Ventitre novembre: il cielo capovolto e le memorie dal sottosuolo

di Maria Varricchio

In occasione del 40esimo anniversario del terremoto dell’Irpinia pubblichiamo questa bellissima testimonianza della professoressa Maria Varricchio. Un racconto struggente, che sgorga da ogni dove di profondi e sinceri sentimenti: dolore, distacco, sconforto, buio, ma anche speranza, rinascita, luce  e amore. Un «parto dolorosissimo», una tappa obbligata e coraggiosa per liberarsi, finalmente, dopo 40 anni, di un macigno che l’ha condizionata per tanto, troppo, tempo. Chissà, forse, l’elaborazione definitiva del lutto (ci scusi l’autrice per questa orticante ed impropria espressione) da parte di una persona che, allora bambina, aveva solo 7 anni, ha avuto bisogno di tutto questo tempo per provare a sistemare definitivamente, e secondo un ordine approssimativamente logico, tutti i pezzi del suo puzzle-vita. Buona lettura. (mn)


Tracce inizialmente.
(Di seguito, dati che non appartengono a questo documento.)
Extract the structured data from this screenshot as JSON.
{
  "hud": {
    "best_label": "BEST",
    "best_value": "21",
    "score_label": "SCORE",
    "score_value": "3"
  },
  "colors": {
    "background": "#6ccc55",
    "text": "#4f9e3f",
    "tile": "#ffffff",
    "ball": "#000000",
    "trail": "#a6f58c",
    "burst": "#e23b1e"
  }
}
Prima confuse poi via via più nitide. Nel percorso accidentato della ricostruzione e restituzione della memoria, il dolore si mette di traverso. Dopo 40 anni? Sì. Il tempo per “noi”, quelli dell’80, ha un andamento circolare a volte e ti riporta in quel luogo e a quell’ora. Lo sguardo su quell’abisso di novanta secondi oscilla tra emotività e lucidità ma una cosa è certa: da quell’abisso non puoi scappare perché dal buco nero dei ricordi arrivano frammenti e schegge che si conficcano nel centro del petto.

E con le schegge arrivano memorie di una vita prenatale. Sì, ​ perchè quei 7 anni “prima” appartengono ad un’era geologica inghiottita dal sisma. In una domenica stranamente calda ho (ri)visto nel cielo un rosa di una bellezza struggente. Il giorno sta per morire -non credo si pensi mai abbastanza alla bellezza insita nelle cose che stanno per morire- , saluto a malincuore la mia amica del cuore interrompendo giochi che non avrei ripreso più.​

Schegge di un’estate insolitamente lunga hanno raggiunto quel 23 novembre. Una si è depositata sul cielo, esplodendo in volute rosa che colorano il crepuscolo.

Un’altra, più grande, ha raggiunto il centro della terra come ​ una pietra lanciata ​ in uno stagno: onde che si propagano fino alla deflagrazione.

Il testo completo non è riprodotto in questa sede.